Une voix dans l'ombre

Publié le par Martine

Une voix dans l'ombre

Décidément rien ne va ce matin pour le commissaire Montalbano. Il est d'abord pris à parti par le poulpe que le pêcheur qu'il salue chaque jour vient de lui offrir afin que sa chère employée de maison, Adelina, le lui cuisine avec une de ses recettes dont elle a le secret. Non seulement il se coupe au pied en marchant pieds nus sur le sable de la plage qui borde sa maison, Marinella, en bord de mer, et laisse échapper le poulpe sous l'effet de la douleur, mais alors qu'il le dépose dans son évier afin de se désinfecter, celui-ci le fixe de ses yeux vitreux et le suit dans tous ses faits et gestes!

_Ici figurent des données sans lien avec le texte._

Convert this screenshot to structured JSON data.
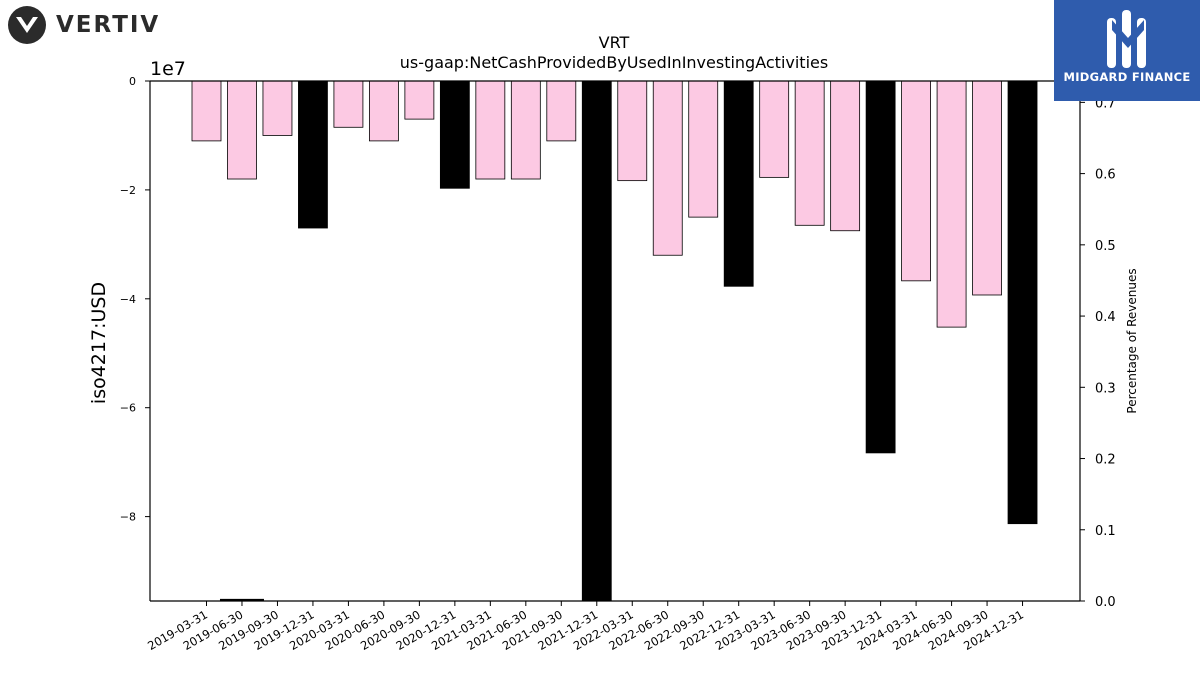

Ensuite c'est pile à ce moment-là que sa fiancée, Livia, appelle le commissaire pour lui souhaiter son anniversaire ... qu'il avait complètement oublié!

Puis, un peu plus tard, alors qu'il se rend à son commissariat de Vigata, il se fait injurier par un jeune homme conduisant une BMW, lui reprochant en le menaçant d'une matraque, sa faible allure en voiture! Jeune homme que Montalbano arrête quelques minutes plus tard quand il le retrouve en train de faire son plein d'essence!

Ce jeune homme impulsif mis au frais, le commissaire pourrait enfin commencer sa journée, sauf que l'avocat du-dit jeune homme se présente au commissariat, averti par son client à qui l'agent Gallo a oublié d'enlever son téléphone portable. Pratiquement asphyxié par le parfum agressif de l'avocat, Montalbano ne doit son salut qu'à son inspecteur Fazio qui lui demande de les rejoindre de toute urgence, lui et son commissaire adjoint Mimi Augello, au supermarché où le vol de la recette de la veille a eu lieu et où Augello et Fazio ont bien du mal à recueillir la déposition du gérant.

Oui, vraiment, rien ne va ce jour-là pour le commissaire Montalbano et ce n'est que le début!

Car, très vite, le commissaire et son adjoint vont se retrouver mêlés de trop près au soit-disant suicide du gérant du supermarché et, pour Montalbano, le différent qu'il a eu avec le jeune homme à la BMW, qui se révèle être le fils du président de Région, prend une toute autre dimension quand la fiancée du jeune homme est retrouvée morte, assassinée, dans la maison du couple...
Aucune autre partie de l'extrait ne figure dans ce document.